Mr Aldrin, also 79, who joined him at the weekend’s Hall of Fame reception, appeared to play down Armstrong’s “first man on the Moon” tag during a book-signing appearance yesterday, arguing that being second out of the door of the lunar landing module, Eagle, was just as significant.

“The climax maybe of my life was landing on the Moon with Neil. And landing is more important than walking around outside, despite what everybody wants to think,” he said. “Landing opens the door to do everything else that had never been done before.”

 

Apollo 11, the three spacemen: Armstrong, Collin and Aldrin

 

Eugene Cernan, 75, the spacemen who flew the Apollo 10 mission that orbited the Moon two months before Armstrong and Aldrin’s landing, joked that his job had been to paint a white line through space to help the pair find their way.

“Everyone knew Neil could land on the Moon, but we didn’t have a lot of confidence Neil could find it,” he quipped, prompting a smile from Mr Armstrong, who shot back: “I’ve been listening to that for 40 years and this is not the time to change my position.”

The anniversary is being marked at Nasa centres. On Thursday, Johnson Space Centre in Houston will commemorate the 40 years since the Apollo 11 trio splashed back to Earth. At Kennedy Space Centre in Florida, from where the 1969-1972 Apollo missions blasted off, an exhibition of artefacts from the era has been unveiled.

Inside the space centre’s giant Vehicle Assembly Building, engineers have been toiling on the construction of Ares 1-X, the prototype of the rocket that Nasa plans to use to launch man back to the Moon by 2020. Its $360 million (£220 million) unmanned test flight is due this October.

But military documents show that the US Air Force, which is responsible for safety at the Cape Canaveral range, believes that Ares — which partially draws on technology from the Apollo era — has design flaws that would condemn astronauts to death should the rocket explode, as their escape parachute would be melted.

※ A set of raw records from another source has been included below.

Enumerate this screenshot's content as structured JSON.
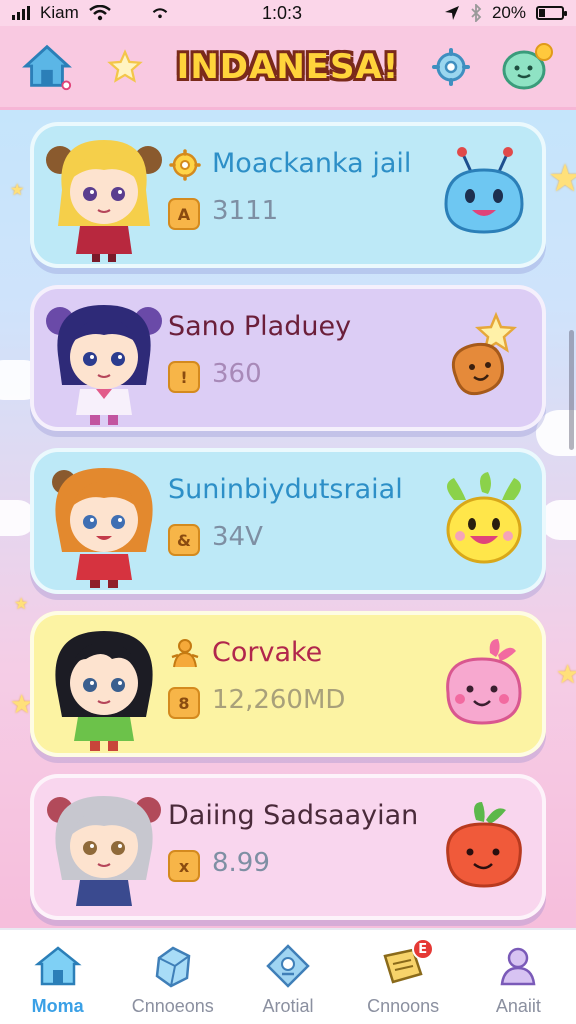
{
  "status_bar": {
    "carrier": "Kiam",
    "time": "1:0:3",
    "battery": "20%"
  },
  "header": {
    "title": "INDANESA!",
    "home_icon": "house-icon",
    "star_icon": "star-icon",
    "settings_icon": "gear-icon",
    "profile_icon": "smile-blob-icon"
  },
  "cards": [
    {
      "name": "Moackanka jail",
      "score": "3111",
      "color": "blue",
      "name_color": "#2d8fc7",
      "score_icon_glyph": "A",
      "has_name_icon": true
    },
    {
      "name": "Sano Pladuey",
      "score": "360",
      "color": "purple",
      "name_color": "#6b1f3a",
      "score_icon_glyph": "!",
      "has_name_icon": false
    },
    {
      "name": "Suninbiydutsraial",
      "score": "34V",
      "color": "blue",
      "name_color": "#2d8fc7",
      "score_icon_glyph": "&",
      "has_name_icon": false
    },
    {
      "name": "Corvake",
      "score": "12,260MD",
      "color": "yellow",
      "name_color": "#b1264c",
      "score_icon_glyph": "8",
      "has_name_icon": true
    },
    {
      "name": "Daiing Sadsaayian",
      "score": "8.99",
      "color": "pink",
      "name_color": "#4a2a3a",
      "score_icon_glyph": "x",
      "has_name_icon": false
    }
  ],
  "nav": [
    {
      "label": "Moma",
      "icon": "home-icon",
      "active": true
    },
    {
      "label": "Cnnoeons",
      "icon": "gem-box-icon",
      "active": false
    },
    {
      "label": "Arotial",
      "icon": "gem-icon",
      "active": false
    },
    {
      "label": "Cnnoons",
      "icon": "book-icon",
      "active": false,
      "badge": "E"
    },
    {
      "label": "Anaiit",
      "icon": "user-icon",
      "active": false
    }
  ]
}
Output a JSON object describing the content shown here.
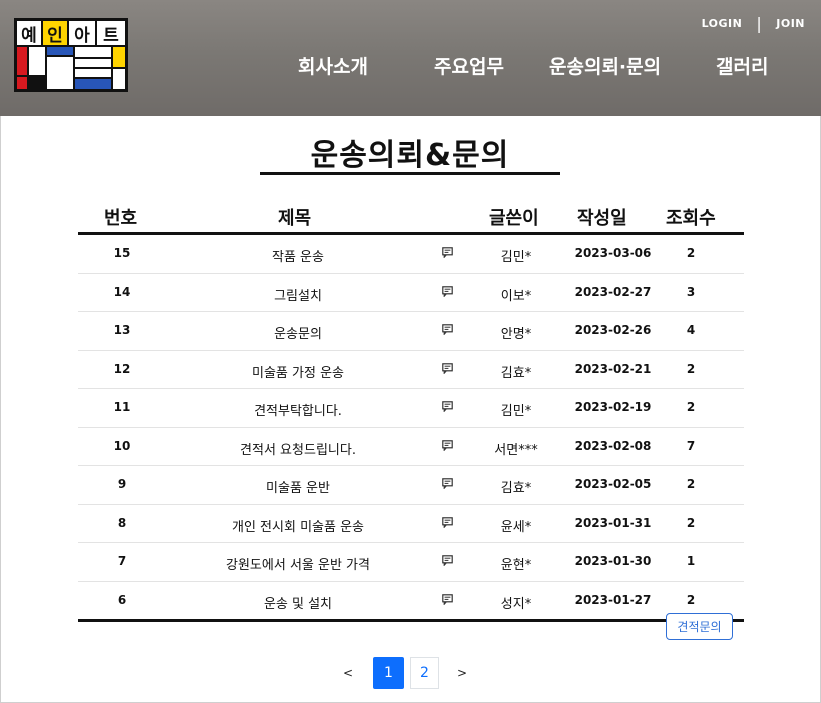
{
  "header": {
    "logo": {
      "chars": [
        "예",
        "인",
        "아",
        "트"
      ],
      "colors": {
        "red": "#d71920",
        "yellow": "#ffd400",
        "blue": "#2856b8",
        "black": "#111111"
      }
    },
    "auth": {
      "login": "LOGIN",
      "separator": "|",
      "join": "JOIN"
    },
    "nav": [
      "회사소개",
      "주요업무",
      "운송의뢰·문의",
      "갤러리"
    ]
  },
  "page": {
    "title": "운송의뢰&문의"
  },
  "table": {
    "columns": [
      "번호",
      "제목",
      "글쓴이",
      "작성일",
      "조회수"
    ],
    "rows": [
      {
        "num": "15",
        "title": "작품 운송",
        "icon": "comment-icon",
        "writer": "김민*",
        "date": "2023-03-06",
        "views": "2"
      },
      {
        "num": "14",
        "title": "그림설치",
        "icon": "comment-icon",
        "writer": "이보*",
        "date": "2023-02-27",
        "views": "3"
      },
      {
        "num": "13",
        "title": "운송문의",
        "icon": "comment-icon",
        "writer": "안명*",
        "date": "2023-02-26",
        "views": "4"
      },
      {
        "num": "12",
        "title": "미술품 가정 운송",
        "icon": "comment-icon",
        "writer": "김효*",
        "date": "2023-02-21",
        "views": "2"
      },
      {
        "num": "11",
        "title": "견적부탁합니다.",
        "icon": "comment-icon",
        "writer": "김민*",
        "date": "2023-02-19",
        "views": "2"
      },
      {
        "num": "10",
        "title": "견적서 요청드립니다.",
        "icon": "comment-icon",
        "writer": "서면***",
        "date": "2023-02-08",
        "views": "7"
      },
      {
        "num": "9",
        "title": "미술품 운반",
        "icon": "comment-icon",
        "writer": "김효*",
        "date": "2023-02-05",
        "views": "2"
      },
      {
        "num": "8",
        "title": "개인 전시회 미술품 운송",
        "icon": "comment-icon",
        "writer": "윤세*",
        "date": "2023-01-31",
        "views": "2"
      },
      {
        "num": "7",
        "title": "강원도에서 서울 운반 가격",
        "icon": "comment-icon",
        "writer": "윤현*",
        "date": "2023-01-30",
        "views": "1"
      },
      {
        "num": "6",
        "title": "운송 및 설치",
        "icon": "comment-icon",
        "writer": "성지*",
        "date": "2023-01-27",
        "views": "2"
      }
    ]
  },
  "actions": {
    "quote_button": "견적문의"
  },
  "pagination": {
    "prev": "<",
    "pages": [
      "1",
      "2"
    ],
    "current": "1",
    "next": ">",
    "accent": "#0d6efd"
  }
}
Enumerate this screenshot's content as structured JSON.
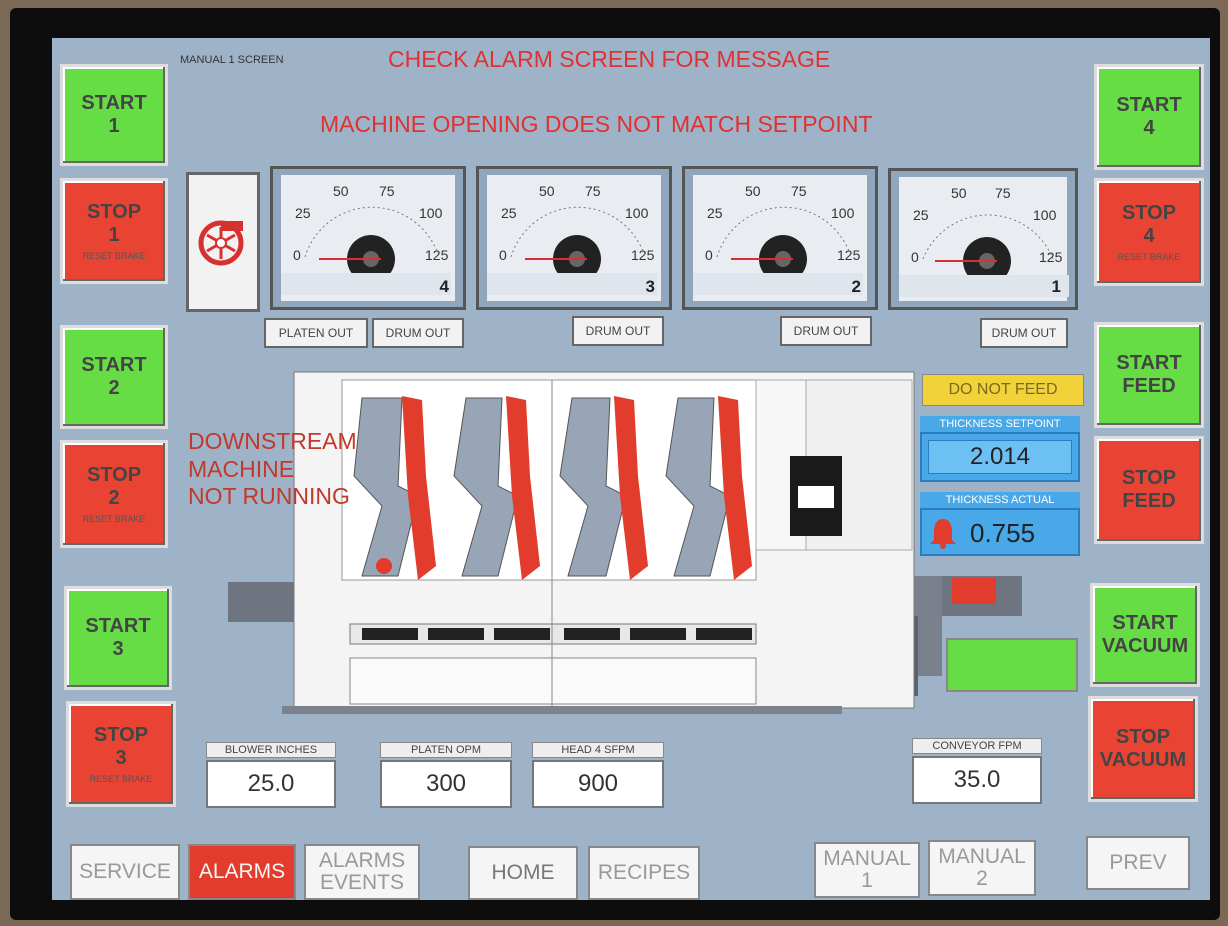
{
  "screen": {
    "title": "MANUAL 1 SCREEN",
    "alarm_banner": "CHECK ALARM SCREEN FOR MESSAGE",
    "warning": "MACHINE OPENING DOES NOT MATCH SETPOINT",
    "downstream_msg": [
      "DOWNSTREAM",
      "MACHINE",
      "NOT RUNNING"
    ]
  },
  "left_buttons": [
    {
      "line1": "START",
      "line2": "1"
    },
    {
      "line1": "STOP",
      "line2": "1",
      "sub": "RESET BRAKE"
    },
    {
      "line1": "START",
      "line2": "2"
    },
    {
      "line1": "STOP",
      "line2": "2",
      "sub": "RESET BRAKE"
    },
    {
      "line1": "START",
      "line2": "3"
    },
    {
      "line1": "STOP",
      "line2": "3",
      "sub": "RESET BRAKE"
    }
  ],
  "right_buttons": [
    {
      "line1": "START",
      "line2": "4"
    },
    {
      "line1": "STOP",
      "line2": "4",
      "sub": "RESET BRAKE"
    },
    {
      "line1": "START",
      "line2": "FEED"
    },
    {
      "line1": "STOP",
      "line2": "FEED"
    },
    {
      "line1": "START",
      "line2": "VACUUM"
    },
    {
      "line1": "STOP",
      "line2": "VACUUM"
    }
  ],
  "gauges": [
    {
      "index": "4",
      "ticks": [
        "0",
        "25",
        "50",
        "75",
        "100",
        "125"
      ]
    },
    {
      "index": "3",
      "ticks": [
        "0",
        "25",
        "50",
        "75",
        "100",
        "125"
      ]
    },
    {
      "index": "2",
      "ticks": [
        "0",
        "25",
        "50",
        "75",
        "100",
        "125"
      ]
    },
    {
      "index": "1",
      "ticks": [
        "0",
        "25",
        "50",
        "75",
        "100",
        "125"
      ]
    }
  ],
  "gauge_buttons": {
    "platen_out": "PLATEN OUT",
    "drum_out_4": "DRUM OUT",
    "drum_out_3": "DRUM OUT",
    "drum_out_2": "DRUM OUT",
    "drum_out_1": "DRUM OUT"
  },
  "feed_status": "DO NOT FEED",
  "thickness": {
    "setpoint_label": "THICKNESS SETPOINT",
    "setpoint_value": "2.014",
    "actual_label": "THICKNESS ACTUAL",
    "actual_value": "0.755"
  },
  "readouts": {
    "blower_label": "BLOWER INCHES",
    "blower_value": "25.0",
    "platen_label": "PLATEN OPM",
    "platen_value": "300",
    "head_label": "HEAD 4 SFPM",
    "head_value": "900",
    "conveyor_label": "CONVEYOR FPM",
    "conveyor_value": "35.0"
  },
  "nav": {
    "service": "SERVICE",
    "alarms": "ALARMS",
    "alarms_events": [
      "ALARMS",
      "EVENTS"
    ],
    "home": "HOME",
    "recipes": "RECIPES",
    "manual1": [
      "MANUAL",
      "1"
    ],
    "manual2": [
      "MANUAL",
      "2"
    ],
    "prev": "PREV"
  },
  "colors": {
    "start_green": "#66dd44",
    "stop_red": "#e94433",
    "warning_red": "#e03030",
    "status_yellow": "#f2d23a",
    "thickness_blue": "#49a8e8"
  }
}
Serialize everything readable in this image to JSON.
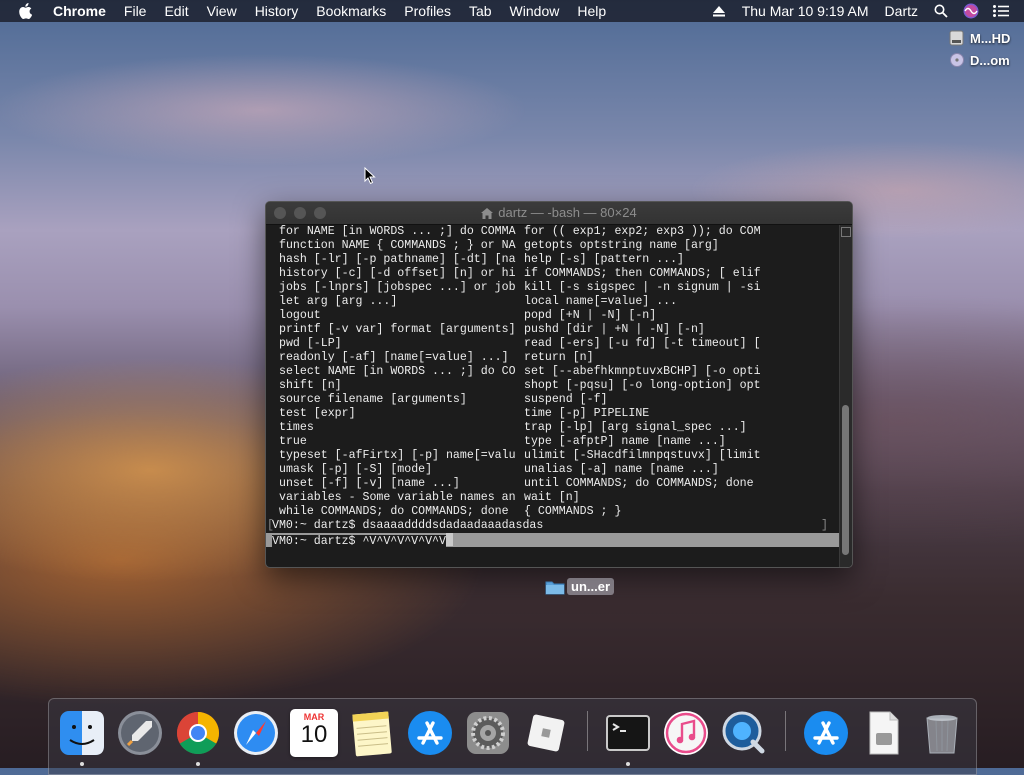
{
  "menubar": {
    "apple_icon": "apple-logo",
    "app_name": "Chrome",
    "items": [
      "File",
      "Edit",
      "View",
      "History",
      "Bookmarks",
      "Profiles",
      "Tab",
      "Window",
      "Help"
    ],
    "clock": "Thu Mar 10  9:19 AM",
    "user": "Dartz",
    "status_icons": [
      "eject-icon",
      "spotlight-search-icon",
      "siri-icon",
      "notification-center-icon"
    ]
  },
  "desktop": {
    "items": [
      {
        "label": "M...HD",
        "icon": "hard-drive-icon"
      },
      {
        "label": "D...om",
        "icon": "disk-image-icon"
      }
    ],
    "folder": {
      "label": "un...er",
      "icon": "folder-icon"
    }
  },
  "terminal": {
    "title": "dartz — -bash — 80×24",
    "left_col": [
      "for NAME [in WORDS ... ;] do COMMA",
      "function NAME { COMMANDS ; } or NA",
      "hash [-lr] [-p pathname] [-dt] [na",
      "history [-c] [-d offset] [n] or hi",
      "jobs [-lnprs] [jobspec ...] or job",
      "let arg [arg ...]",
      "logout",
      "printf [-v var] format [arguments]",
      "pwd [-LP]",
      "readonly [-af] [name[=value] ...]",
      "select NAME [in WORDS ... ;] do CO",
      "shift [n]",
      "source filename [arguments]",
      "test [expr]",
      "times",
      "true",
      "typeset [-afFirtx] [-p] name[=valu",
      "umask [-p] [-S] [mode]",
      "unset [-f] [-v] [name ...]",
      "variables - Some variable names an",
      "while COMMANDS; do COMMANDS; done"
    ],
    "right_col": [
      "for (( exp1; exp2; exp3 )); do COM",
      "getopts optstring name [arg]",
      "help [-s] [pattern ...]",
      "if COMMANDS; then COMMANDS; [ elif",
      "kill [-s sigspec | -n signum | -si",
      "local name[=value] ...",
      "popd [+N | -N] [-n]",
      "pushd [dir | +N | -N] [-n]",
      "read [-ers] [-u fd] [-t timeout] [",
      "return [n]",
      "set [--abefhkmnptuvxBCHP] [-o opti",
      "shopt [-pqsu] [-o long-option] opt",
      "suspend [-f]",
      "time [-p] PIPELINE",
      "trap [-lp] [arg signal_spec ...]",
      "type [-afptP] name [name ...]",
      "ulimit [-SHacdfilmnpqstuvx] [limit",
      "unalias [-a] name [name ...]",
      "until COMMANDS; do COMMANDS; done",
      "wait [n]",
      "{ COMMANDS ; }"
    ],
    "prompt1": "VM0:~ dartz$ dsaaaaddddsdadaadaaadasdas",
    "prompt2_prefix": "VM0:~ dartz$ ",
    "prompt2_input": "^V^V^V^V^V^V"
  },
  "dock": {
    "apps": [
      {
        "name": "Finder",
        "icon": "finder-icon",
        "running": true
      },
      {
        "name": "Launchpad",
        "icon": "launchpad-icon",
        "running": false
      },
      {
        "name": "Google Chrome",
        "icon": "chrome-icon",
        "running": true
      },
      {
        "name": "Safari",
        "icon": "safari-icon",
        "running": false
      },
      {
        "name": "Calendar",
        "icon": "calendar-icon",
        "running": false,
        "month": "MAR",
        "day": "10"
      },
      {
        "name": "Notes",
        "icon": "notes-icon",
        "running": false
      },
      {
        "name": "App Store",
        "icon": "app-store-icon",
        "running": false
      },
      {
        "name": "System Preferences",
        "icon": "system-preferences-icon",
        "running": false
      },
      {
        "name": "Roblox",
        "icon": "roblox-icon",
        "running": false
      },
      {
        "name": "Terminal",
        "icon": "terminal-icon",
        "running": true
      },
      {
        "name": "iTunes",
        "icon": "itunes-icon",
        "running": false
      },
      {
        "name": "QuickTime Player",
        "icon": "quicktime-icon",
        "running": false
      },
      {
        "name": "App Store Downloads",
        "icon": "app-store-downloads-icon",
        "running": false
      },
      {
        "name": "Document",
        "icon": "document-stack-icon",
        "running": false
      },
      {
        "name": "Trash",
        "icon": "trash-icon",
        "running": false
      }
    ]
  }
}
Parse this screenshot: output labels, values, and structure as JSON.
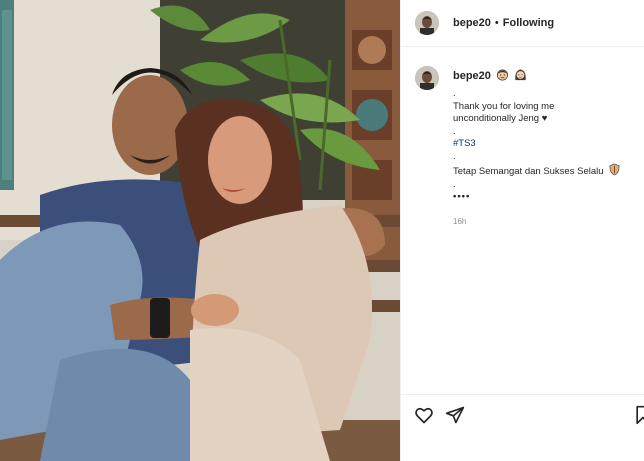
{
  "post": {
    "username": "bepe20",
    "separator": "•",
    "follow_status": "Following"
  },
  "caption": {
    "username": "bepe20",
    "emojis": [
      "man-face-emoji",
      "woman-face-emoji"
    ],
    "lines": [
      ".",
      "Thank you for loving me",
      "unconditionally Jeng ♥",
      ".",
      "#TS3",
      ".",
      "Tetap Semangat dan Sukses Selalu",
      ".",
      "••••"
    ],
    "hashtag": "#TS3",
    "timestamp": "16h"
  },
  "actions": {
    "icons": [
      "heart-icon",
      "share-icon",
      "bookmark-icon"
    ]
  },
  "colors": {
    "hashtag": "#00376b",
    "text": "#262626",
    "muted": "#8e8e8e",
    "border": "#efefef"
  }
}
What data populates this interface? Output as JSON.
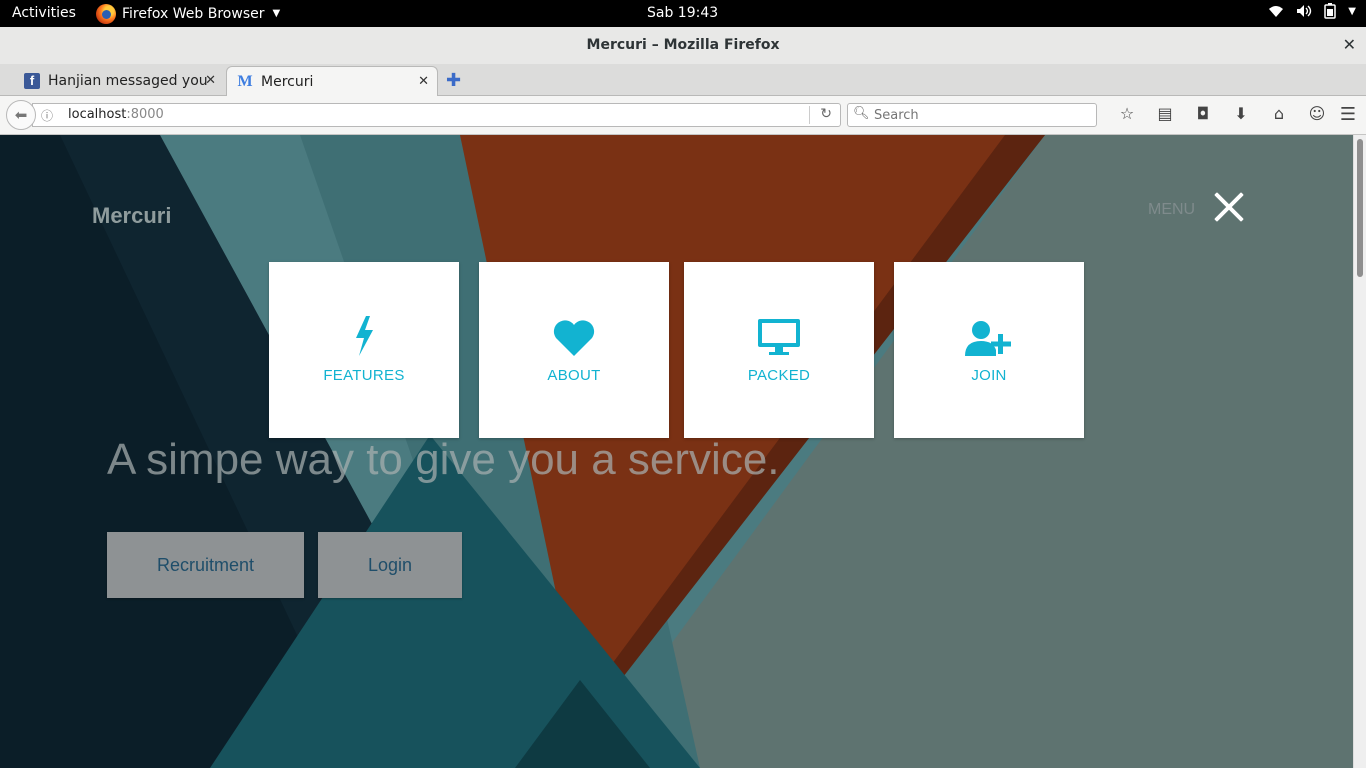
{
  "system_bar": {
    "activities": "Activities",
    "app_name": "Firefox Web Browser",
    "clock": "Sab 19:43"
  },
  "window": {
    "title": "Mercuri – Mozilla Firefox"
  },
  "tabs": [
    {
      "label": "Hanjian messaged you",
      "icon": "facebook-icon",
      "active": false
    },
    {
      "label": "Mercuri",
      "icon": "mercuri-favicon",
      "active": true
    }
  ],
  "navbar": {
    "url_host": "localhost",
    "url_port": ":8000",
    "search_placeholder": "Search"
  },
  "page": {
    "brand": "Mercuri",
    "menu_label": "MENU",
    "hero_text": "A simpe way to give you a service.",
    "buttons": {
      "recruitment": "Recruitment",
      "login": "Login"
    },
    "menu_cards": [
      {
        "label": "FEATURES",
        "icon": "lightning-bolt-icon"
      },
      {
        "label": "ABOUT",
        "icon": "heart-icon"
      },
      {
        "label": "PACKED",
        "icon": "monitor-icon"
      },
      {
        "label": "JOIN",
        "icon": "user-add-icon"
      }
    ]
  },
  "colors": {
    "accent": "#12b3d1",
    "page_bg": "#5e7370",
    "orange_stripe": "#7a3114",
    "dark_panel": "#0f2530"
  }
}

The Ares programme is now under review by a panel established by President Obama, which will also determine whether Nasa is right to head back to the Moon before striking out for Mars. The new Nasa chief, Charles Bolden, is expected to examine who knew what and when about Ares’s problems as he launches into his first full week in the post.

Professor John Logsdon, a space policy expert at the National Air and Space Museum, said: “Apollo showed us that we don’t have to stay on this planet forever. It was the first step in a centuries-long process of moving humanity into the solar system.

“Hopefully we are going to continue that in the next few years. Apollo, when you look back, will be the first step in the evolution of humanity to a multi-planetary species.”